Las Vegas Sun

April 19, 2024

Clinton: Don’t penalize solar customers by changing rules

Hillary Clinton

Jae C. Hong / AP

Democratic presidential candidate Hillary Clinton gestures while speaking during a rally on the campus of Simpson College on Thursday, Jan. 21, 2016, in Indianola, Iowa.

Nine days before the Nevada Democratic presidential caucuses, former Secretary of State Hillary Clinton is jumping back into the debate over solar energy.

Clinton today said she favors an amendment introduced by Sens. Harry Reid and Angus King to regulate rate changes for utility customers who get credits for generating excess electricity, a program known as net metering.

The senators introduced the amendment amid the ongoing debate in Nevada over the future of rooftop solar, after the Public Utilities Commission increased bills for solar customers by raising fixed fees and cutting the value of those credits over four years.

“Utilities should not be allowed to penalize consumers with retroactive rule changes that cause financial hardship and slow the transition to a clean energy economy,” Clinton said in a statement.

“The amendment Senate Minority Leader Harry Reid and Sen. Angus King have introduced would safeguard the benefits that consumers, many in Nevada, believed they would receive by investing in clean energy in their homes and businesses,” she said.

The amendment to the Public Utility Regulatory Act of 1978 would make it significantly more difficult for regulators and utilities to change rates for net-metering customers. It was tacked onto an energy bill in late January.

It is unclear what impact the amendment would have in Nevada, if approved.

On many of her campaign stops in Nevada, Clinton has touted the benefits of renewable energy and praised the state for its investment in solar.

A few weeks after the PUC decision in Nevada, Clinton again lauded the state for its investments, prompting some in the crowd to yell, “They just took our jobs” — a reference to job cuts by solar companies following the decision.

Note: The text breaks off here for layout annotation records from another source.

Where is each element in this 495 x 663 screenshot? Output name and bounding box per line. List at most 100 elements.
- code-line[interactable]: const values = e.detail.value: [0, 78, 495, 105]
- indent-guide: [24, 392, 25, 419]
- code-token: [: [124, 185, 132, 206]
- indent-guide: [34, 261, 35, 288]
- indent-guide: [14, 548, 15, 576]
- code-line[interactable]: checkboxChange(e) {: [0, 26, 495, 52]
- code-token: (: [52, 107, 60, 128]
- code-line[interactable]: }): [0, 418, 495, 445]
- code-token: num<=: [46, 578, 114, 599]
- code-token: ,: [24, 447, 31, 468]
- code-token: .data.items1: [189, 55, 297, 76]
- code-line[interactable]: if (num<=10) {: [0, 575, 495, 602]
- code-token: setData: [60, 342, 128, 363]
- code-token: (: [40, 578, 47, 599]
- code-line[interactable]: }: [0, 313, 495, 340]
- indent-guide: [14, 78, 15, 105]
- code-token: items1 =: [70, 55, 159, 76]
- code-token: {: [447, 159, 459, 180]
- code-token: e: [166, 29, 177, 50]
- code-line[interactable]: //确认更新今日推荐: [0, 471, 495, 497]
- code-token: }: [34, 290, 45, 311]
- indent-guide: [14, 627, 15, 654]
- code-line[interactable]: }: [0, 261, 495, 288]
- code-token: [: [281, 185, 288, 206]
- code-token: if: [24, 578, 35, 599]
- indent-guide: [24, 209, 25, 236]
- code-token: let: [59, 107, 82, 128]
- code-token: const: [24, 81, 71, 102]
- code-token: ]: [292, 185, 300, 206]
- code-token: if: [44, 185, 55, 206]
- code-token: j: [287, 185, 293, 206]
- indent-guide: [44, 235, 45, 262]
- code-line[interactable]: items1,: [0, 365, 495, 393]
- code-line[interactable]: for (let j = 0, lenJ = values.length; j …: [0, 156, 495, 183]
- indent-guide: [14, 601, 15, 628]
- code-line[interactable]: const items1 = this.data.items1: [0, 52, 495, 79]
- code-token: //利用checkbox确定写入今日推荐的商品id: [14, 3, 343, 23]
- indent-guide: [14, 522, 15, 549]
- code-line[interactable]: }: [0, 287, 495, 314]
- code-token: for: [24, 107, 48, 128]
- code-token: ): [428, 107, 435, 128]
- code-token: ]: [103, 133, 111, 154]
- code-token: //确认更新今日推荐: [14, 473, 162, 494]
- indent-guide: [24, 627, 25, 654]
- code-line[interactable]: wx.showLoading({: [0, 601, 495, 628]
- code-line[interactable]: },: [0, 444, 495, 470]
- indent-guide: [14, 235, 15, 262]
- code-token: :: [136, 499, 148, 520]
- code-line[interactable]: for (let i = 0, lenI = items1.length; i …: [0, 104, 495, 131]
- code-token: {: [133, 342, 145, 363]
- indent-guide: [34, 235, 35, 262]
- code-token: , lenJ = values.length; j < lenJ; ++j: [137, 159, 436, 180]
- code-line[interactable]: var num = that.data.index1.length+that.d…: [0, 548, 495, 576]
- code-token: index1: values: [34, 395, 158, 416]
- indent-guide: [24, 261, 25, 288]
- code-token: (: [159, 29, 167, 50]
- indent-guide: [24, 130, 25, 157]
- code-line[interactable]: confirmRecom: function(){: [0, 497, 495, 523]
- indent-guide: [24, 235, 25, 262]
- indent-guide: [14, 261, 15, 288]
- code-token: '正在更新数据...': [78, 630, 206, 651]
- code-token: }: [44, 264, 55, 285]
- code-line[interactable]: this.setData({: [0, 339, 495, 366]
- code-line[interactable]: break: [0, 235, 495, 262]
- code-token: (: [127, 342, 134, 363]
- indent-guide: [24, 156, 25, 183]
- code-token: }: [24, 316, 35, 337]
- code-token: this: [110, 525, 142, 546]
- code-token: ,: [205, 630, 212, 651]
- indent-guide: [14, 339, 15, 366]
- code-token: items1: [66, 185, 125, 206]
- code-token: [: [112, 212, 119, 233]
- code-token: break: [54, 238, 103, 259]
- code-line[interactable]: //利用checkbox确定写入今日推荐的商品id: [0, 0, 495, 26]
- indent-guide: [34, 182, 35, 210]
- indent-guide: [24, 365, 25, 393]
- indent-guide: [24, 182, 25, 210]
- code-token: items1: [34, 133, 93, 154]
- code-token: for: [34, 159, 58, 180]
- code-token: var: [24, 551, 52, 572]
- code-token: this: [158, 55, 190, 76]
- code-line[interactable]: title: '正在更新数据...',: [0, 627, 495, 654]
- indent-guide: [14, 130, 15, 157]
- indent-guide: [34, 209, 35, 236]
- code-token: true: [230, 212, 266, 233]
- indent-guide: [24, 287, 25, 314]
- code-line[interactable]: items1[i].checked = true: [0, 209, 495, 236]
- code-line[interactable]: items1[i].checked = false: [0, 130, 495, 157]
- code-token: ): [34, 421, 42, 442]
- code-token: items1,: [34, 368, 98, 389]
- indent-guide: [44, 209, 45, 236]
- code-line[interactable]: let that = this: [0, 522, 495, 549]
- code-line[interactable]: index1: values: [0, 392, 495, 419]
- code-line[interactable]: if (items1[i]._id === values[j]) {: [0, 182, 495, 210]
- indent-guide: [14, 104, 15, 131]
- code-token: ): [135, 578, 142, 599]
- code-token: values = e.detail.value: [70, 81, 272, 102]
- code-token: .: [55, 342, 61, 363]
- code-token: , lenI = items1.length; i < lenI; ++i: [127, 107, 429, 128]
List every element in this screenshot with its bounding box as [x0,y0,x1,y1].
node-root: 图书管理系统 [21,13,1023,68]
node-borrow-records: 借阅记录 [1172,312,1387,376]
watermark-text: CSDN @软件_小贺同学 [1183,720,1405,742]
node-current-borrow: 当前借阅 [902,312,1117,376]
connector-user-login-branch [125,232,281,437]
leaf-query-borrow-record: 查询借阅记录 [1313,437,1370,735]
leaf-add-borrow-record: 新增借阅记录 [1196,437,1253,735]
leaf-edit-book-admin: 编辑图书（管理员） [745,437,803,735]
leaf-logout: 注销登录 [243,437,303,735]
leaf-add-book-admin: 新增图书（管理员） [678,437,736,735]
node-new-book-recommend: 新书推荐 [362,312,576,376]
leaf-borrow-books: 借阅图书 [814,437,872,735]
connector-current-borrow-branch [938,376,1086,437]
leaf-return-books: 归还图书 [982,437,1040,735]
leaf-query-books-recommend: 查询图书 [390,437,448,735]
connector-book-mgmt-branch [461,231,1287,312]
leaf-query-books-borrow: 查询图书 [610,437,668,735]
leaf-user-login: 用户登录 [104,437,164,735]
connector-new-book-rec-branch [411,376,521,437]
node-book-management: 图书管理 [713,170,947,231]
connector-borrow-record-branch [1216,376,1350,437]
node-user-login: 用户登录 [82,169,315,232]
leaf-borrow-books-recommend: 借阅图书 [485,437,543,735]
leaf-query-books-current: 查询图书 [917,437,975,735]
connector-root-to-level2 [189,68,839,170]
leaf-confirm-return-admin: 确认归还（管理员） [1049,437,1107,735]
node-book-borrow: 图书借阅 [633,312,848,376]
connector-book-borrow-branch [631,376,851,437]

In an interview with the Sun the same day, Clinton addressed the commission’s decision.

“I hope there is a way that this state can figure out a path forward,” she said. “I’m absolutely convinced we’re going to have to do more solar, more wind and more renewables if we’re going to have the kind of future we should.”

She said that although she didn’t know all the public utility rules in Nevada, “certainly people who acted in good faith should be given the benefit of that moving forward.”

The commission is slated to issue an order Friday on whether to allow existing rooftop solar customers to keep the more favorable rates.

In a draft ruling issued late Wednesday night, the presiding commissioner recommended the board reject a recommendation by NV Energy and the state’s consumer advocate to grandfather existing customers at the old rate for 20 years.

Democratic presidential candidate Vermont Sen. Bernie Sanders has also criticized the commission’s decision, calling it “absurd.”

“It is the exact opposite of what should be done,” Sanders said in an interview. “We should be making it easier for people to have solar panels on their rooftops, not harder.”